井戸ポンプから水が出ないときによくある質問
-
呼び水をしても改善しない場合、どの時点で業者に依頼すべきですか?
呼び水を1〜2回試しても水が安定して出ない場合は、配管の空気漏れや内部不具合の可能性が高いです。
特に水が出たり止まったりする場合は、単純な呼び水不足ではないと考えられます。
無理に繰り返すと空運転によるダメージが進むおそれがあります。
この段階で一度点検を依頼する判断が、結果的に費用を抑えることにつながります。 -
配管の空気漏れは自分でどこまで対応できますか?
目視で確認できる接続部のゆるみや軽微なパッキン劣化であれば、自力対応が可能な範囲です。
ただし空気漏れはごく小さな隙間でも発生するため、原因箇所の特定が難しい場合があります。
複数箇所に問題があるケースでは、部分的な補修では改善しないこともあります。
対応しても症状が変わらない場合は、早めに専門業者へ切り替える判断が重要です。 -
水が出ない状態でポンプを動かし続けるとどうなりますか?
水が出ないまま運転を続けると、空運転によって内部部品に大きな負荷がかかります。
その結果、モーターの焼き付きやインペラの損傷につながる可能性があります。
一時的なトラブルでも、対応が遅れることで故障に発展することがあります。
異常を感じた時点で運転を止める判断が、被害拡大を防ぐポイントです。 -
修理を繰り返すより交換した方がいいケースはどんなときですか?
短期間で複数回トラブルが発生している場合は、内部劣化が進んでいる可能性が高いです。

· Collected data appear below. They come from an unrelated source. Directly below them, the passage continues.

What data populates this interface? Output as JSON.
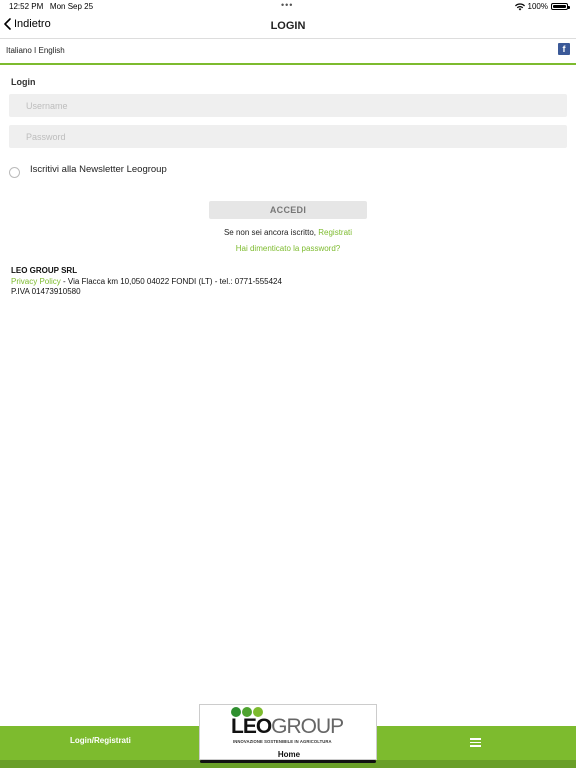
{
  "status_bar": {
    "time": "12:52 PM",
    "date": "Mon Sep 25",
    "battery": "100%",
    "multitask_dots": "•••"
  },
  "nav": {
    "back_label": "Indietro",
    "title": "LOGIN"
  },
  "language": {
    "italiano": "Italiano",
    "separator": "I",
    "english": "English"
  },
  "facebook": {
    "icon_letter": "f",
    "color": "#3b5998"
  },
  "form": {
    "section_label": "Login",
    "username_placeholder": "Username",
    "password_placeholder": "Password",
    "newsletter_label": "Iscritivi alla Newsletter Leogroup",
    "submit_label": "ACCEDI",
    "register_prompt": "Se non sei ancora iscritto,",
    "register_link": "Registrati",
    "forgot_link": "Hai dimenticato la password?"
  },
  "footer": {
    "company": "LEO GROUP SRL",
    "privacy_link": "Privacy Policy",
    "address": " - Via Flacca km 10,050 04022 FONDI (LT) - tel.: 0771-555424",
    "vat": "P.IVA 01473910580"
  },
  "tab_bar": {
    "login_tab": "Login/Registrati",
    "home_tab": "Home",
    "logo_leo": "LEO",
    "logo_group": "GROUP",
    "logo_tagline": "INNOVAZIONE SOSTENIBILE IN AGRICOLTURA"
  },
  "colors": {
    "accent": "#7dbb2e",
    "accent_dark": "#6a9f28",
    "field_bg": "#efefef"
  }
}
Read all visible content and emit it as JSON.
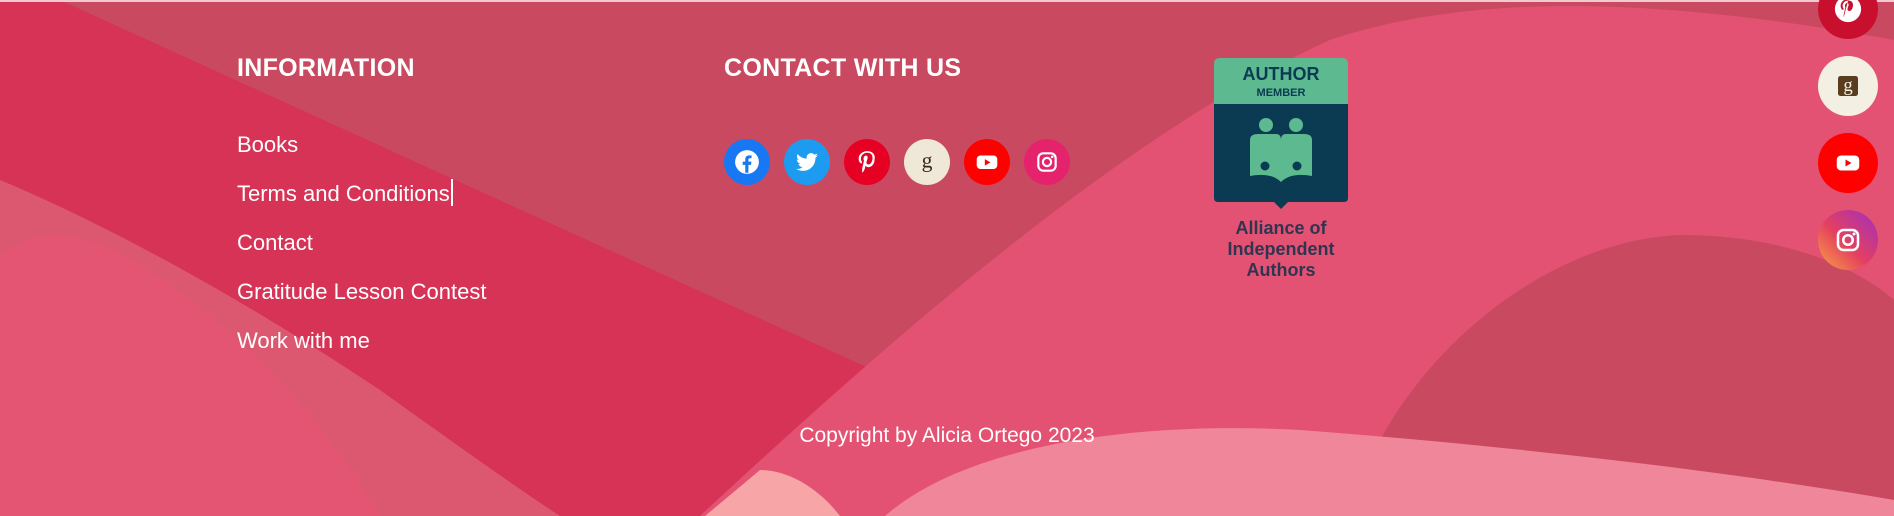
{
  "footer": {
    "information": {
      "title": "INFORMATION",
      "links": [
        "Books",
        "Terms and Conditions",
        "Contact",
        "Gratitude Lesson Contest",
        "Work with me"
      ]
    },
    "contact": {
      "title": "CONTACT WITH US",
      "social_icons": [
        "facebook-icon",
        "twitter-icon",
        "pinterest-icon",
        "goodreads-icon",
        "youtube-icon",
        "instagram-icon"
      ]
    },
    "badge": {
      "line1": "AUTHOR",
      "line2": "MEMBER",
      "line3": "Alliance of",
      "line4": "Independent",
      "line5": "Authors"
    },
    "copyright": "Copyright by Alicia Ortego 2023"
  },
  "floating_social": [
    "pinterest-icon",
    "goodreads-icon",
    "youtube-icon",
    "instagram-icon"
  ],
  "colors": {
    "background": "#c94a60",
    "facebook": "#1877f2",
    "twitter": "#1d9bf0",
    "pinterest": "#e60023",
    "goodreads": "#efe8d8",
    "youtube": "#ff0000",
    "instagram": "#e4405f",
    "badge_green": "#5dba90",
    "badge_navy": "#0b3a53"
  }
}
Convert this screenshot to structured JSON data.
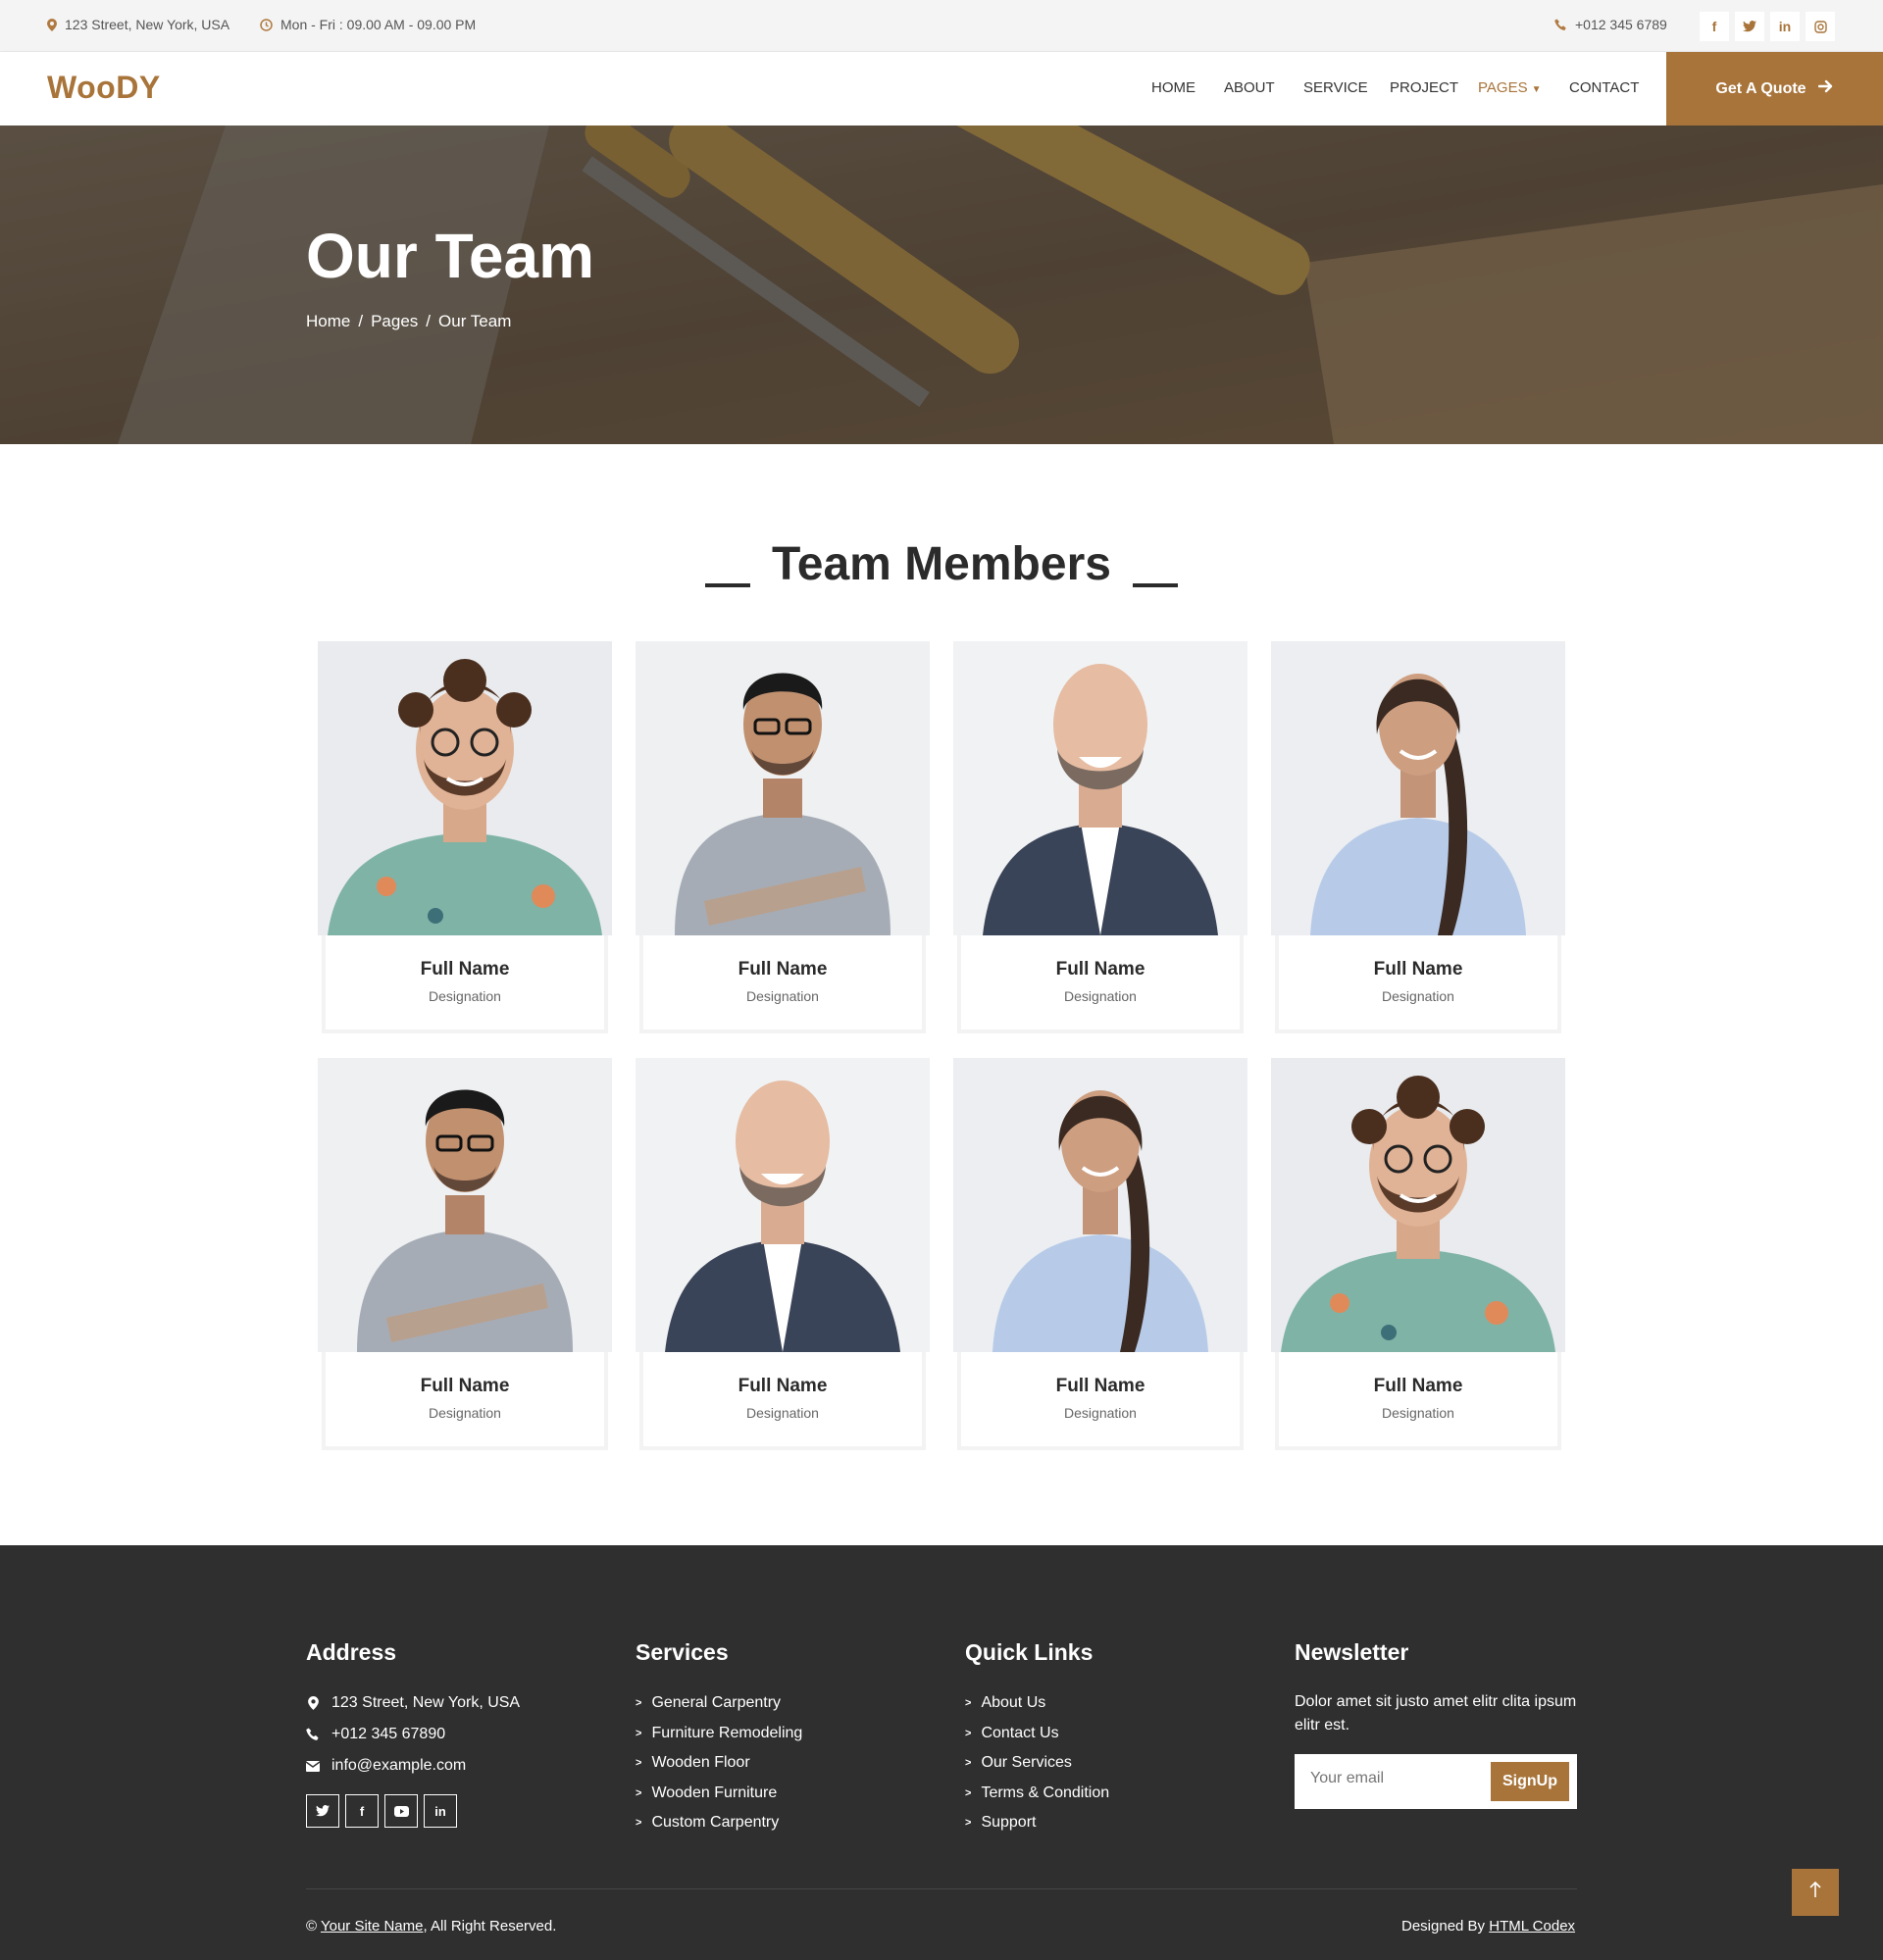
{
  "topbar": {
    "address": "123 Street, New York, USA",
    "hours": "Mon - Fri : 09.00 AM - 09.00 PM",
    "phone": "+012 345 6789",
    "socials": [
      {
        "icon": "facebook-icon",
        "glyph": "f"
      },
      {
        "icon": "twitter-icon",
        "glyph": "t"
      },
      {
        "icon": "linkedin-icon",
        "glyph": "in"
      },
      {
        "icon": "instagram-icon",
        "glyph": "◎"
      }
    ]
  },
  "navbar": {
    "brand": "WooDY",
    "links": [
      "HOME",
      "ABOUT",
      "SERVICE",
      "PROJECT",
      "PAGES",
      "CONTACT"
    ],
    "active": "PAGES",
    "cta": "Get A Quote"
  },
  "hero": {
    "title": "Our Team",
    "breadcrumb": [
      "Home",
      "/",
      "Pages",
      "/",
      "Our Team"
    ]
  },
  "team": {
    "title": "Team Members",
    "members": [
      {
        "name": "Full Name",
        "designation": "Designation"
      },
      {
        "name": "Full Name",
        "designation": "Designation"
      },
      {
        "name": "Full Name",
        "designation": "Designation"
      },
      {
        "name": "Full Name",
        "designation": "Designation"
      },
      {
        "name": "Full Name",
        "designation": "Designation"
      },
      {
        "name": "Full Name",
        "designation": "Designation"
      },
      {
        "name": "Full Name",
        "designation": "Designation"
      },
      {
        "name": "Full Name",
        "designation": "Designation"
      }
    ]
  },
  "footer": {
    "address": {
      "title": "Address",
      "lines": [
        "123 Street, New York, USA",
        "+012 345 67890",
        "info@example.com"
      ],
      "socials": [
        "twitter-icon",
        "facebook-icon",
        "youtube-icon",
        "linkedin-icon"
      ]
    },
    "services": {
      "title": "Services",
      "links": [
        "General Carpentry",
        "Furniture Remodeling",
        "Wooden Floor",
        "Wooden Furniture",
        "Custom Carpentry"
      ]
    },
    "quick_links": {
      "title": "Quick Links",
      "links": [
        "About Us",
        "Contact Us",
        "Our Services",
        "Terms & Condition",
        "Support"
      ]
    },
    "newsletter": {
      "title": "Newsletter",
      "text": "Dolor amet sit justo amet elitr clita ipsum elitr est.",
      "placeholder": "Your email",
      "button": "SignUp"
    },
    "copyright_prefix": "©",
    "site_name": "Your Site Name",
    "copyright_suffix": ", All Right Reserved.",
    "designed_prefix": "Designed By",
    "designer": "HTML Codex"
  },
  "colors": {
    "accent": "#a8743a",
    "footer_bg": "#2f2f2f",
    "topbar_bg": "#f4f4f4"
  }
}
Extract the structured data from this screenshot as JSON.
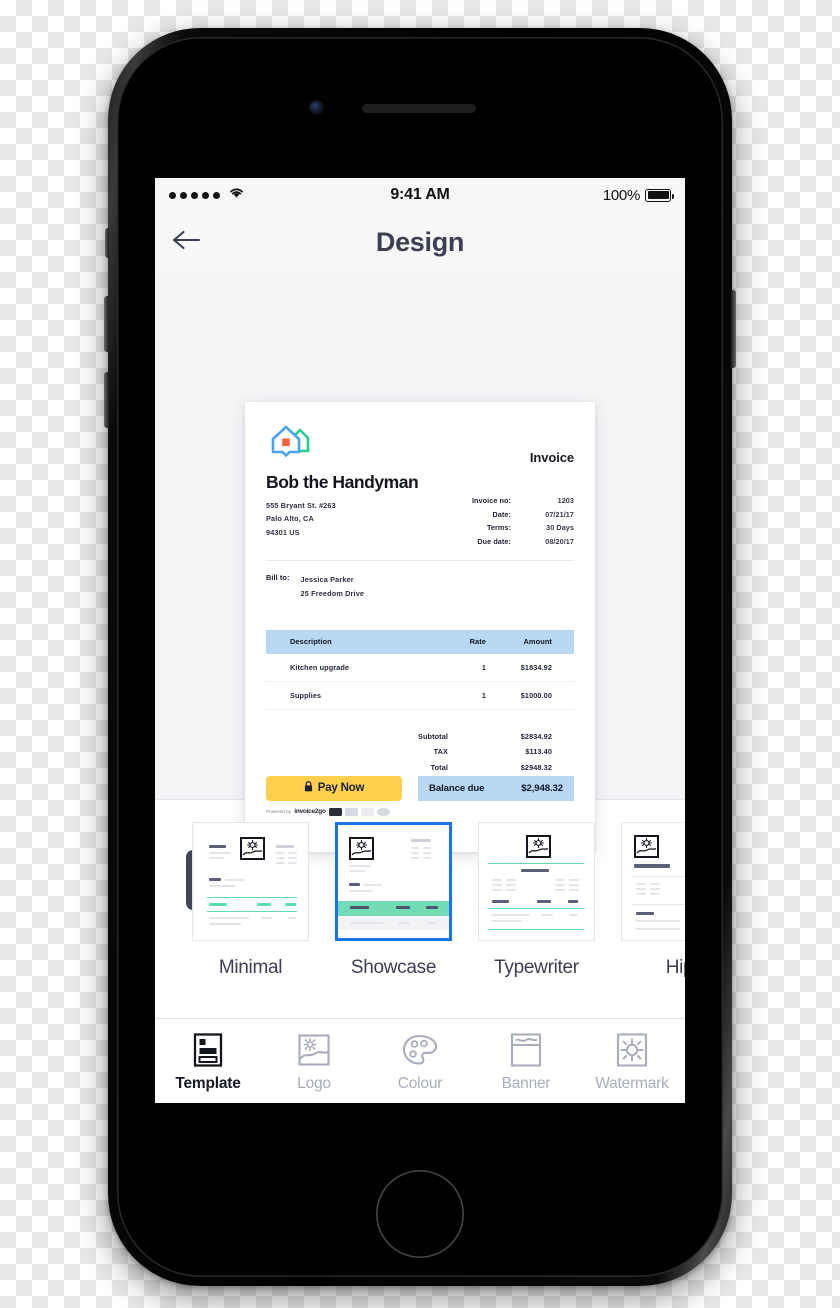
{
  "status_bar": {
    "signal_dots": 5,
    "wifi_icon": "wifi-icon",
    "time": "9:41 AM",
    "battery_percent": "100%"
  },
  "nav": {
    "back_icon": "arrow-left-icon",
    "title": "Design"
  },
  "preview": {
    "zoom_button_icon": "magnify-plus-icon"
  },
  "invoice": {
    "logo_icon": "house-logo-icon",
    "heading": "Invoice",
    "business_name": "Bob the Handyman",
    "address_lines": [
      "555 Bryant St. #263",
      "Palo Alto, CA",
      "94301 US"
    ],
    "meta": [
      {
        "key": "Invoice no:",
        "value": "1203"
      },
      {
        "key": "Date:",
        "value": "07/21/17"
      },
      {
        "key": "Terms:",
        "value": "30 Days"
      },
      {
        "key": "Due date:",
        "value": "08/20/17"
      }
    ],
    "bill_to_label": "Bill to:",
    "bill_to_lines": [
      "Jessica Parker",
      "25 Freedom Drive"
    ],
    "table": {
      "headers": [
        "Description",
        "Rate",
        "Amount"
      ],
      "rows": [
        {
          "description": "Kitchen upgrade",
          "rate": "1",
          "amount": "$1834.92"
        },
        {
          "description": "Supplies",
          "rate": "1",
          "amount": "$1000.00"
        }
      ]
    },
    "totals": [
      {
        "key": "Subtotal",
        "value": "$2834.92"
      },
      {
        "key": "TAX",
        "value": "$113.40"
      },
      {
        "key": "Total",
        "value": "$2948.32"
      }
    ],
    "pay_button": {
      "label": "Pay Now",
      "lock_icon": "lock-icon",
      "color": "#ffd04d"
    },
    "powered_by": {
      "prefix": "Powered by",
      "brand": "invoice2go",
      "cards": [
        "amex-card-icon",
        "mastercard-card-icon",
        "visa-card-icon",
        "discover-card-icon"
      ]
    },
    "balance": {
      "label": "Balance due",
      "value": "$2,948.32",
      "color": "#b8d7f3"
    },
    "table_header_color": "#b8d7f3",
    "accent_green": "#1fd18b",
    "accent_blue": "#4aa3f0",
    "accent_orange": "#f4643c"
  },
  "templates": {
    "selected": "Showcase",
    "selected_border_color": "#1a73e8",
    "items": [
      {
        "label": "Minimal",
        "thumb_icon": "invoice-thumbnail-icon",
        "selected": false
      },
      {
        "label": "Showcase",
        "thumb_icon": "invoice-thumbnail-icon",
        "selected": true
      },
      {
        "label": "Typewriter",
        "thumb_icon": "invoice-thumbnail-icon",
        "selected": false
      },
      {
        "label": "Hip",
        "thumb_icon": "invoice-thumbnail-icon",
        "selected": false
      }
    ]
  },
  "tabbar": {
    "items": [
      {
        "label": "Template",
        "icon": "template-icon",
        "active": true
      },
      {
        "label": "Logo",
        "icon": "logo-image-icon",
        "active": false
      },
      {
        "label": "Colour",
        "icon": "palette-icon",
        "active": false
      },
      {
        "label": "Banner",
        "icon": "banner-icon",
        "active": false
      },
      {
        "label": "Watermark",
        "icon": "watermark-sun-icon",
        "active": false
      }
    ]
  }
}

その都度修理を行うと、結果的に交換よりも費用がかさむことがあります。
特に使用年数が長い場合は、他の部品も同時に寿命を迎える傾向があります。
修理履歴と使用年数を踏まえて、総コストで判断する視点が重要です。 -
井戸ポンプのトラブルで自力対応が危険になるケースはありますか?
電気系のトラブルや内部部品の不具合が疑われる場合は、自力対応は危険になることがあります。
誤った作業によって感電や機器の破損につながるリスクがあるためです。
また原因が特定できない状態で分解を行うと、かえって状況を悪化させることもあります。
安全面を優先し、判断に迷う場合は専門業者への相談を選ぶのが無難です。